Ecrivain passionné de cinéma et fasciné par la structure des récits, Christophe Lambert soigne autant la forme que le fond de ses romans. Un oeil sur l’histoire, l’autre sur l’efficacité nécessaire au divertissement du lecteur, il n’en oublie pas moins (avec un troisième oeil ?) de soigner ses personnages et de ne pas basculer dans le spectaculaire... pour le simple plaisir de la pyrotechnie. « Je ne voulais pas, avec ce roman, revisiter la guerre du Pacifique à grande échelle. Je voulais garder une atmosphère intimiste, presque introspective. A mesure que les personnages s’enfoncent dans la jungle, élément de plus en plus abstrait, ils se confrontent à leurs démons intérieurs (bon, sans oublier les poursuites, les explosions et les coups de feu ; on ne se refait pas). En écrivant cette singulière odyssée, je pensais plus à Joseph Conrad ou « Apocalypse now » qu’à un récit de guerre « classique ». Pourtant, malgré cette orientation « introspective », la masse d’information accumulée pour écrire ce roman a du déboucher sur un manuscrit bien plus long, non ? Des modifications ou des coupes ont-elles été effectuées par Bénédicte Lombardo, l’éditrice de Christophe Lambert depuis « La Brèche » ? « Bénédicte m’a fait retravailler le personnage de Cealendar, et elle a eu raison. Dans ma version initiale, le demi-elfe était veuf et déprimait parce que confronté au même dilemme que mon homonyme dans HIGHLANDER 1 : « si je retombe amoureux d’une humaine, elle vieillira plus vite que moi et j’assisterai à sa décrépitude puis sa mort, impuissant… ». Ou un truc dans le genre. J’avais ajouté une sous-intrigue amoureuse entre Cealendar et la fille du chef du village indigène. Bénédicte m’a déclaré cash : « Alors ça vraiment, non, c’est pas possible ». Il faut dire que, dans le genre « cliché », j’avais fait assez fort ! Alors nous avons transformé notre demi-elfe mélancolique en alcoolo tiraillé entre ses deux cultures. Et je crois que cela fonctionne beaucoup mieux ainsi ! ».

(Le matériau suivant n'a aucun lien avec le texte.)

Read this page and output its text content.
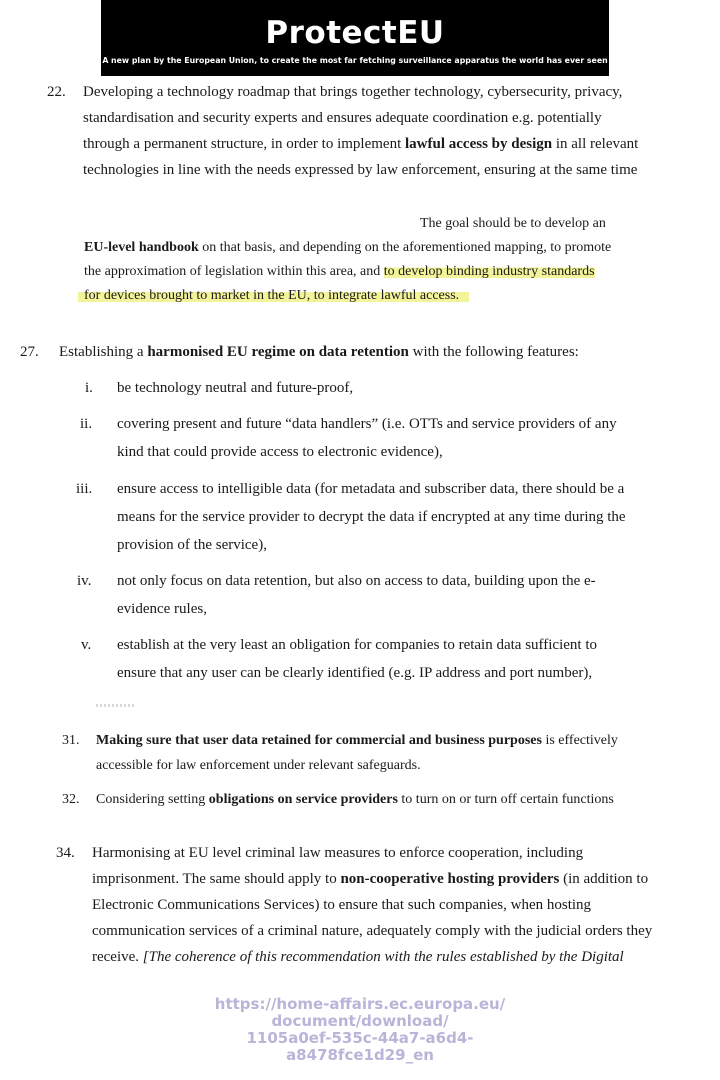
ProtectEU
A new plan by the European Union, to create the most far fetching surveillance apparatus the world has ever seen
22. Developing a technology roadmap that brings together technology, cybersecurity, privacy,
standardisation and security experts and ensures adequate coordination e.g. potentially
through a permanent structure, in order to implement lawful access by design in all relevant
technologies in line with the needs expressed by law enforcement, ensuring at the same time
The goal should be to develop an
EU-level handbook on that basis, and depending on the aforementioned mapping, to promote
the approximation of legislation within this area, and to develop binding industry standards
for devices brought to market in the EU, to integrate lawful access.
27. Establishing a harmonised EU regime on data retention with the following features:
i. be technology neutral and future-proof,
ii. covering present and future “data handlers” (i.e. OTTs and service providers of any
kind that could provide access to electronic evidence),
iii. ensure access to intelligible data (for metadata and subscriber data, there should be a
means for the service provider to decrypt the data if encrypted at any time during the
provision of the service),
iv. not only focus on data retention, but also on access to data, building upon the e-
evidence rules,
v. establish at the very least an obligation for companies to retain data sufficient to
ensure that any user can be clearly identified (e.g. IP address and port number),
31. Making sure that user data retained for commercial and business purposes is effectively
accessible for law enforcement under relevant safeguards.
32. Considering setting obligations on service providers to turn on or turn off certain functions
34. Harmonising at EU level criminal law measures to enforce cooperation, including
imprisonment. The same should apply to non-cooperative hosting providers (in addition to
Electronic Communications Services) to ensure that such companies, when hosting
communication services of a criminal nature, adequately comply with the judicial orders they
receive. [The coherence of this recommendation with the rules established by the Digital
https://home-affairs.ec.europa.eu/
document/download/
1105a0ef-535c-44a7-a6d4-
a8478fce1d29_en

Difficile de donner tord à la (charmante par ailleurs...) Bénédicte Lombardo ! La littérature de genre avait-elle besoin d’un énième immortel torturé ? Sûrement pas ! Par contre, les éditeurs semblent friands de personnages récurrents et de séries qui s’installent dans le temps. Mais Christophe Lambert préfère lui, explorer d’autres lieux, d’autres gens, d’autres temps. « Mes éditeurs me laissent carte blanche et attendant que je leur propose des choses. Je sais qu’on attend de moi de la SF prospective, aussi bien en adulte qu’en jeunesse, mais pour l’instant je n’ai pas d’idées originales dans ce créneau-là. La vie d’écrivain est répétitive et monotone par essence. J’essaie de varier les thèmes, les époques, les univers à explorer. Cette diversité m’aide à ne pas (trop) me lasser. En même temps, on retrouve toujours les mêmes choses dans mes histoires : des poursuites, des sièges, l’homme ordinaire dans une situation extraordinaire, des chutes dans le vide, l’eau comme un élément plutôt agressif, etc. Nous avons tous un nombre limité de « noyaux durs » autour desquels on ne cesse de graviter… ». Et le fait d’avoir ces « noyaux durs » à portée d’imagination, cela rend l’écriture plus facile ? Ou plus difficile ? « Plus difficile, je dirais. Je suis davantage conscient de mes lacunes. De mes tics aussi. J’essaie de ne pas (trop) me répéter d’un bouquin à l’autre, ce qui n’est guère évident quand on produit beaucoup (et donc, assez vite). Mais j’ai l’impression que mon style s’est amélioré depuis quelques années. C’est déjà ça. »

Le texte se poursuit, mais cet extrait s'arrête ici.